VonChristoph Manusschließen
Die Zahl der Sozialwohnungen in Frankfurt hat trotz schärferer Vorgaben für Investoren einen neuen Tiefstand erreicht. Auch die Vermittlungsquote bleibt miserabel.
Obwohl die Stadt seit einigen Jahren den Investoren in neuen Baugebieten vorschreibt, zu 30 Prozent geförderten Wohnraum zu errichten, ist die Zahl der Sozialwohnungen in Frankfurt im Jahr 2021 auf einen neuen Tiefstand gesunken. Nach dem mit großer Verspätung vorgelegten Tätigkeitsbericht des Amtes für Wohnungswesen hatte dieses zum Jahresende nur Belegungsrechte für 29.925 Wohnungen. Das sind 1157 weniger als im Jahr 2019 und 552 weniger als 2020. Im Jahr 1990 hatte es noch fast 68.000 Sozialwohnungen in Frankfurt gegeben, im Jahr 2000 mehr als 41.000, im Jahr 2010 allerdings nur noch 32.841.
Zum dritten Mal in Folge sank auch die Zahl der Haushalte, die bei der Stadt als wohnungssuchend registriert sind. Ende 2021 standen aber immer noch 8184 Haushalte mit 21 414 Menschen auf der Warteliste für eine Sozialwohnung. Bis sie zum Zuge kommen, kann es dauern. Der Vermittlungsgrad ist miserabel. Im Jahr 2021 vergab das Amt für Wohnungswesen gerade einmal 1423 Sozialwohnungen.
Jedes Jahr fallen sehr viele Sozialwohnungen in Frankfurt aus der Bindung
Besonders schlechte Karten haben weiterhin Familien mit mehreren Kindern. Das Amt konnte nur 3,3 Prozent der registrierten Haushalte mit fünf oder mehr Menschen eine Sozialwohnung vermitteln.
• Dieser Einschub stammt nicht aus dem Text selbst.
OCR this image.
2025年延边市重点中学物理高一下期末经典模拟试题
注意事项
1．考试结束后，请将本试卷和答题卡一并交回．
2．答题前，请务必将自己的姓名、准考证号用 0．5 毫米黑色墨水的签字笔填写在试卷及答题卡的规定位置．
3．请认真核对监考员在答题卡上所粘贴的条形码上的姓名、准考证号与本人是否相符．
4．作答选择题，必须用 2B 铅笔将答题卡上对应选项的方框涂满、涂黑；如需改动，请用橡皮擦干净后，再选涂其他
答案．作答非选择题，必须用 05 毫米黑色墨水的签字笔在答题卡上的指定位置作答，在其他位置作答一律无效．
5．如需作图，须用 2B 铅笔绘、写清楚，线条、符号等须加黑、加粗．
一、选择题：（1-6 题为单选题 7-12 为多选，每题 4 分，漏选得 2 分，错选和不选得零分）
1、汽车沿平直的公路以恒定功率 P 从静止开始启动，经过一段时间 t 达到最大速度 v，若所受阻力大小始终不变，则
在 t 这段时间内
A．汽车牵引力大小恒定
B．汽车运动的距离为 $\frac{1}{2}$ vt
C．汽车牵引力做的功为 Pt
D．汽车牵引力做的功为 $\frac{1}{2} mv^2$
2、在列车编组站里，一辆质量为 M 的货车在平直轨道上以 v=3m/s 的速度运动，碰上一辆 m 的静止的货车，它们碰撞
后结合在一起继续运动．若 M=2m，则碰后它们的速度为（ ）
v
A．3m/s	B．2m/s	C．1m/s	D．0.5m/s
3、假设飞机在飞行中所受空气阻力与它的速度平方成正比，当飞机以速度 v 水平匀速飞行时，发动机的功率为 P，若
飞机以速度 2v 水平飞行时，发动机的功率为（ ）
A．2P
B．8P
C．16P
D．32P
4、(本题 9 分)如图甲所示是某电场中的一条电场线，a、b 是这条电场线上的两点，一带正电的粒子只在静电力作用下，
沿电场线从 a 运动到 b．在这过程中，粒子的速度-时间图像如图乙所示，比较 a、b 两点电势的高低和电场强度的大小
Dass die Zahl der Sozialwohnungen seit Jahren sinkt, hat zum größten Teil mit dem Auslaufen von Bindungsfristen zu tun. Allein im Jahr 2021 verloren 577 Wohnungen die Sozialbindung. Für das Jahr 2022 rechnete das Amt für Wohnungswesen mit 1477 auslaufenden Bindungen, für das laufende Jahr mit 910. Der Bau neuer Wohnungen des ersten Förderwegs kann diesen Schwund nicht kompensieren. Im vergangenen Jahr kamen 160, im Jahr zuvor 131 hinzu. Zuvor lagen die Zahlen meist noch deutlich niedriger.
Frankfurter Stadtrat Gwechenberger will längere Bindungen für Sozialwohnungen
Die Stadt versucht, die Diskrepanz auch mit dem Kauf von Belegungsrechten zu mindern. Dabei zahlt sie Eigentümer:innen die Differenz zwischen der Sozialmiete und der ortsüblichen Vergleichsmiete. Das ist ein teures Mittel. Der neue Frankfurter Planungsdezernent Marcus Gwechenberger (SPD) strebt zudem längere Bindungsfristen für neue Sozialwohnungen an. „Darüber sprechen wir auch mit den großen Wohnungsbaugesellschaften wie der ABG“, sagte er jüngst im Interview mit der Frankfurter Rundschau.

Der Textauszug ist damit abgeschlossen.